CM: When you talk to tens of thousands of widows, you start seeing where they’re getting stuck. And a big part of where they get stuck is the systems that are forced upon them. The tax system, bereavement policies, the healthcare system, the legal system. A large majority of women are forced to go back to work right away because if they lose their job, they lose their healthcare. I hear a lot about women who lose their jobs in the first two years [of being widowed] because they simply can’t function due to brain fog. Our research shows this can negatively impact her decision-making for up to two years.
BK: Over the summer, the Winter Park Center for Health & Wellbeing hosted more than 100 widows for a program led by the Modern Widows Club. How did that go and what kind of reaction did you receive?
CM: Women drove from out of state to be here. Most people want to come to these events because they have no support locally. That’s why our global virtual communities are blowing up. People immediately think we’re a grief organization, but we are focused on holistic health for widows. We had a functional doctor talk about the impact of anxiety and depression on the body. We talked about nutrition and mindful eating. We had a tai chi instructor. We even had an organizer who discussed how to sort through papers. Research shows that our programs reduce depression, anxiety and feelings of being overwhelmed. We’re more than a club, we’re a healthy widowhood movement.

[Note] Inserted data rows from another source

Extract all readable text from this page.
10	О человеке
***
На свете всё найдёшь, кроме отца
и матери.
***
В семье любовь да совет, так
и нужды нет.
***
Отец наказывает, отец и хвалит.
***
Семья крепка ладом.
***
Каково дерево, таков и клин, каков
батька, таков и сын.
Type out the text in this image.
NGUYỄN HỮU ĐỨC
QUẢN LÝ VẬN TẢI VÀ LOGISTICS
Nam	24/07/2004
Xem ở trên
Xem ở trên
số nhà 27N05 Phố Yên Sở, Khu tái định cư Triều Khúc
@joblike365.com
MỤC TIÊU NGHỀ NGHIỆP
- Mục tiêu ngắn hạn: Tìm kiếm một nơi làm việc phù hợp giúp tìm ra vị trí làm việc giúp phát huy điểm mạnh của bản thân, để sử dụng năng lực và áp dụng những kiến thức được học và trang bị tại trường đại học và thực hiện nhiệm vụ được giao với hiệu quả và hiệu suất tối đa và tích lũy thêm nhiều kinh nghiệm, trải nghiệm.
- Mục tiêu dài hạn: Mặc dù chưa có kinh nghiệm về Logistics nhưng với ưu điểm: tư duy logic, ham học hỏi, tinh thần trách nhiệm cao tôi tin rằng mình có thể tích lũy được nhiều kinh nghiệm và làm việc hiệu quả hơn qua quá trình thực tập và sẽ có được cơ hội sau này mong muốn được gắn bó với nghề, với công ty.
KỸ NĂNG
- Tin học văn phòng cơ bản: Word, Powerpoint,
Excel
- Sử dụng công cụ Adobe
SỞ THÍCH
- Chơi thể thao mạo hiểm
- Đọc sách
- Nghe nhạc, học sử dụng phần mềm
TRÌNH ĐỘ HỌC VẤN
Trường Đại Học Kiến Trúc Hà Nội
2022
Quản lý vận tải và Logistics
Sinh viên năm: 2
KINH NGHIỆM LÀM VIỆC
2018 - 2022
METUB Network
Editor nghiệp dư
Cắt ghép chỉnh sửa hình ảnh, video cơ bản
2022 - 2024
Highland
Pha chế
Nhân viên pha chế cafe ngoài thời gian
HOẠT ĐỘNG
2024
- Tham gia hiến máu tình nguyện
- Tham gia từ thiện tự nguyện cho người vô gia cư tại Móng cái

BK: You recently published a book called Legendary Widows that features the stories of people ranging from Corretta Scott King, who championed her husband’s dreams of freedom nd equality, to Madame Veuve [which means ‘widow’ in French] Clicquot, who became a champagne magnate after she was widowed at age 27 and took over her husband’s wine business. You’ve also noted that in Winter Park we have our own legendary widows, such as Edyth Bush [namesake of the Edyth Bush Foundation]. What do you hope people get from the book?
CM: Widows have made this town. No one wants to become widowed, but when they do I want them to be able to step into a world where they see stories of inspiration and find role models. That was critically missing for me.